Quantum Mechanics - Identical and Non-Identical Spin 1 particles

[Tangent87]

Hi, I am doing question 32D on page 18 here:

http://www.maths.cam.ac.uk/undergrad/pastpapers/2005/Part_2/PaperII_3.pdf

and I am stuck on the second paragraph where we have to explain how to construct the two-particle states of lowest energy for (i). identical spin-1 particles with combined total spin J=1, and (ii). non-identical spin-1 particles with combined total spin J=1.

I found in the first part of the question that all three of the J=1 spin states are antisymmetric, and thus for (i) since we have identical spin 1 particles the total state must be symmetric overall therefore the only possible state is \psi_1(A)\psi_1(B). But I'm not sure about this because I don't think it takes into account the fact that we're in a total spin J=1 state.

For (ii), I said that since the particles are non-identical there is no exchange symmetry and so we can have any of the three states: \psi_1(A)\psi_1(B)|1 M> for M=-1,0 or 1. Is that correct?

[ideasrule]

I found in the first part of the question that all three of the J=1 spin states are antisymmetric, and thus for (i) since we have identical spin 1 particles the total state must be symmetric overall therefore the only possible state is \psi_1(A)\psi_1(B).
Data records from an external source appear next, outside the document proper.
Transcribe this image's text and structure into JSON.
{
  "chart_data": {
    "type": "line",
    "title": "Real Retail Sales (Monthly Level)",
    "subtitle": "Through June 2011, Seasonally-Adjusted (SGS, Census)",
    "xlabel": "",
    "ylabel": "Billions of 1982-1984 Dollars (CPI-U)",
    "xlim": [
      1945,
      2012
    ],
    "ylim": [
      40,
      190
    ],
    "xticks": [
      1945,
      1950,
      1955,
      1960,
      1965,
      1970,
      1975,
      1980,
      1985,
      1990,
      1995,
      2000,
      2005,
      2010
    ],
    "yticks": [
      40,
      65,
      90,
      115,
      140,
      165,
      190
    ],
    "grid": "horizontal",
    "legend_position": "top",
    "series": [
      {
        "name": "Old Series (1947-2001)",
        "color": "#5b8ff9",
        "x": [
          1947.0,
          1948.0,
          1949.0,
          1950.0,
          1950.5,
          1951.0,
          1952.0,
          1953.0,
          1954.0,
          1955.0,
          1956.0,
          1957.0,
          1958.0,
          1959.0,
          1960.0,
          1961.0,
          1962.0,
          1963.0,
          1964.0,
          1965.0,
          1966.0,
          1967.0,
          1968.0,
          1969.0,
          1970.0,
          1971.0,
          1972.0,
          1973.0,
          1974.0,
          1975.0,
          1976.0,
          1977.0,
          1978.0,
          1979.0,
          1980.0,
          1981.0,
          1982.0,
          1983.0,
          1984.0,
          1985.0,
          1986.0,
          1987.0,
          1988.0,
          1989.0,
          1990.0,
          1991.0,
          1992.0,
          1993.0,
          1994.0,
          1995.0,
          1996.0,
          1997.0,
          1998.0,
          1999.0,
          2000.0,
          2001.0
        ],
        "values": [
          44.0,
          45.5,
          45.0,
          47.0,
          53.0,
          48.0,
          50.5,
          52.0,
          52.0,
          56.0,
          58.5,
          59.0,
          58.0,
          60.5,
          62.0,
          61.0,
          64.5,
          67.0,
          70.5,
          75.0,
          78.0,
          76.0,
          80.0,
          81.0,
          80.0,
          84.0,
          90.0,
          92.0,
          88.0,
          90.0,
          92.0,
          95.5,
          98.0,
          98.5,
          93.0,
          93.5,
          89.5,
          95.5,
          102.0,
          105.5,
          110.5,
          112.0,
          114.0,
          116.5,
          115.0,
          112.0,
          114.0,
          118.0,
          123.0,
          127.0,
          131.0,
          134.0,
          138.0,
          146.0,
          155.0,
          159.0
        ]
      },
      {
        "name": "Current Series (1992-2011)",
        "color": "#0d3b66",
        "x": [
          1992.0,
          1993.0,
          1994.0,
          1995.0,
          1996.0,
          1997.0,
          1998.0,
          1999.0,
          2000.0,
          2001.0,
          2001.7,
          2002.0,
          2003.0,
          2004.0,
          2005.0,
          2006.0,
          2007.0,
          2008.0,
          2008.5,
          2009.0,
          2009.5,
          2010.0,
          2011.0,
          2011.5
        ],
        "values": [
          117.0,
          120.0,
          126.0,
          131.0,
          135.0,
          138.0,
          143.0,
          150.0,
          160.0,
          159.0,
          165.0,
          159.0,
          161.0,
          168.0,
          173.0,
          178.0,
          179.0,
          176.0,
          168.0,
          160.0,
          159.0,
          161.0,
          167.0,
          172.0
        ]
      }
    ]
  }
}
But I'm not sure about this because I don't think it takes into account the fact that we're in a total spin J=1 state.

If the total state must be symmetric and the spin states are all antisymmetric, that means the wavefunction must be antisymmetric. \psi_1(A)\psi_1(B) is not antisymmetric.


For (ii), I said that since the particles are non-identical there is no exchange symmetry and so we can have any of the three states: \psi_1(A)\psi_1(B)|1 M> for M=-1,0 or 1. Is that correct?

Yes, and all three states have identical energy.

[Tangent87]

If the total state must be symmetric and the spin states are all antisymmetric, that means the wavefunction must be antisymmetric. \psi_1(A)\psi_1(B) is not antisymmetric.


So in order to have the wavefunction being antisymmetric would I need to have something like \frac{1}{\sqrt{2}}(\psi_1(A)\psi_2(B)-\psi_2(A)\psi_1(B))?

The only trouble I have with this is that the wavefunction now involves terms from the second energy level whilst we're only dealing with the lowest energy level, is this a problem?

[ideasrule]

So in order to have the wavefunction being antisymmetric would I need to have something like \frac{1}{\sqrt{2}}(\psi_1(A)\psi_2(B)-\psi_2(A)\psi_1(B))?


Yes, that's correct.

The only trouble I have with this is that the wavefunction now involves terms from the second energy level whilst we're only dealing with the lowest energy level, is this a problem?

The wavefunction involves second-energy-level one-particle states, while the problem asks for the lowest-energy two-particle state. For fermions, the lowest-energy two-particle state indeed includes excited one-particle states.

[Tangent87]

Ah okay, that clears everything up, thanks again.